Así pues, que el yo salte frente a un meme de Marge Simpson y no frente a las Kardashian en ropa interior Calvin Klein hace estallar al régimen de la mímesis y de la permanencia morbosa de la imagen en nuestras mentes. Permanencia es lo que menos hay. El meme de Bob Esponja hará saltar al yo, pero segundos después lo hará el meme de la Doctora Polo y después otro y otro, hasta que el yo se haya identificado con apariencias tan disímiles que no hagan más que acusar su fragilidad y obsolescencia.
Por otra parte, sabemos que la fragilidad del yo no se suplanta con una dureza y estabilidad de la mímesis. Más bien, el meme nos participa de su descartabilidad y, si vuelve, lo hará con otro texto, otra marca de agua u otra resolución. El meme no es mimético ni siquiera consigo mismo. Esto por supuesto nos da cuenta del carácter tremendamente modificable y editable de la experiencia contemporánea. Pero, nuevamente, fuera de lamentarnos por ello, es preciso observar allí la oportunidad. Aferrarnos al sueño científico del laboratorio cuyas condiciones controladas permiten que el objeto de estudio permanezca inalterado nos hará ver en el meme un enemigo eterno. Sin embargo, más que ello, lo que importa ver es lo tremendamente fácil que es intervenir el meme y volverlo en lo que antes no era. Nunca serán suficientes los chats de oficinas como para que a Piolín se le impida el humor más escatológico o profano, aún y cuando conserve sus rosas, corazones y fondo rosado.
El yo contemplativo que salta frente al meme es una reliquia que guardamos muy al fondo de nuestros bolsillos mientras fabricamos un nuevo meme con exactamente el mismo que hizo saltar al yo. Quizá por eso el yo es acontecimental: justo cuando salta para verse en el meme, este último ya se ha transformado en otro nuevo y distinto.
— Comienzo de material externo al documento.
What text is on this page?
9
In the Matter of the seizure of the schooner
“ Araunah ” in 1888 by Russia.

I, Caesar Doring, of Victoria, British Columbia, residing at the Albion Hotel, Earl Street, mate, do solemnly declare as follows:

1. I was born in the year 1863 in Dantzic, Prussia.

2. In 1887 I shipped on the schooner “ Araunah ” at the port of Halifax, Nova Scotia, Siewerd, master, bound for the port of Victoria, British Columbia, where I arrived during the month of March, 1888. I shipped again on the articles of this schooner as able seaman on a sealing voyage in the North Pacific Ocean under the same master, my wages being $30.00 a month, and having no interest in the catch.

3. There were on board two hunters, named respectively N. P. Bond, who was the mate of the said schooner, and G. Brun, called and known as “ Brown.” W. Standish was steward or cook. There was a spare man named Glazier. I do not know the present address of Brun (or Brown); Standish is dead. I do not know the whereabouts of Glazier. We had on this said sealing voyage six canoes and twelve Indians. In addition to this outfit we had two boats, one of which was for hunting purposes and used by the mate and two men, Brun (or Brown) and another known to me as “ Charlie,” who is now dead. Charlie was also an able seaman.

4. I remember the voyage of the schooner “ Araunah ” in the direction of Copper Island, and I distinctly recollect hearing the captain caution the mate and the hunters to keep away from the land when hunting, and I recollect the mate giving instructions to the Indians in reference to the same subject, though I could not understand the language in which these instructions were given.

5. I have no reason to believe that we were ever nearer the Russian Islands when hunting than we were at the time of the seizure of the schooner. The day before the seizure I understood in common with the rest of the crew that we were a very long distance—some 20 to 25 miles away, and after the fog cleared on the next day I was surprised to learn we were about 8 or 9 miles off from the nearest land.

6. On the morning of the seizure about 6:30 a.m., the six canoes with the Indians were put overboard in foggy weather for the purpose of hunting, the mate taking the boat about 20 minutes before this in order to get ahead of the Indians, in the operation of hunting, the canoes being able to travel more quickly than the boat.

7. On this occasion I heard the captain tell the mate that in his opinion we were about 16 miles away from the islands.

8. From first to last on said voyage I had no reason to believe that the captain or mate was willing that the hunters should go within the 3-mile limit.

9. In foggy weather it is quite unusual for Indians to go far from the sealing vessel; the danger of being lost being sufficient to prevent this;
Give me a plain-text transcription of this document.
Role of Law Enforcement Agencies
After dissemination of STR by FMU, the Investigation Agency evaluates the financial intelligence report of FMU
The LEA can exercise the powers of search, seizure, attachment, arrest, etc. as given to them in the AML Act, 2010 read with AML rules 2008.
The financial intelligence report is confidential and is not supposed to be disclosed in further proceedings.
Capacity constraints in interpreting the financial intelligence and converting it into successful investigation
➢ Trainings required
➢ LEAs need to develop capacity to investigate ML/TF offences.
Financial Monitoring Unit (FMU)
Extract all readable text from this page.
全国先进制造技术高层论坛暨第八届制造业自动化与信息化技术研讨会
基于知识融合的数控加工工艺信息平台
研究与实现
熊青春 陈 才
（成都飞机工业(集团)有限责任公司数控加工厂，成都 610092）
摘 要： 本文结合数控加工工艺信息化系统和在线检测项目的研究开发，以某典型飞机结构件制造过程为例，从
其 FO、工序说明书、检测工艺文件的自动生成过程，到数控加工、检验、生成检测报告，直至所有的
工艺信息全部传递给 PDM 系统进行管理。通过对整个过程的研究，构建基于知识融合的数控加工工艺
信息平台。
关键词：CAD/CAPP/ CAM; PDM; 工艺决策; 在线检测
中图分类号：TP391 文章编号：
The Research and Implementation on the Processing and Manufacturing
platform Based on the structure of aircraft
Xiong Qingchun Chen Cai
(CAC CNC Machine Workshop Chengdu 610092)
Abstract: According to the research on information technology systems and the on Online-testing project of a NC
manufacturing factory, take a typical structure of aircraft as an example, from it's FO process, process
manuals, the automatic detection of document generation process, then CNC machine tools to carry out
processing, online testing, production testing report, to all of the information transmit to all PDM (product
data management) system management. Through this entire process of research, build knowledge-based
El meme es el que salva a Narciso, no retirándolo del borde del estanque, sino tirándole guijarros de diferentes tamaños, fabricándole constantemente una imagen nueva y así impidiéndole ver continuamente lo mismo.
Siempre hemos pensado que la condena de Narciso radicaba en no haber sido él quien fabricó su imagen. Ahora sabemos que mayor era su condena de que el agua del estanque estuviese demasiado quieta. Pero hoy no estamos frente a aguas calmas, sino dentro de un estanque virtual que nos permite editar nuestras imágenes, recortarlas, reproducirlas, ponerles palabras y ponerlas a circular indefinidamente. Un estanque donde ya no vemos al yo ni a la semejanza. Un estanque de aguas pixeleadas y feroces.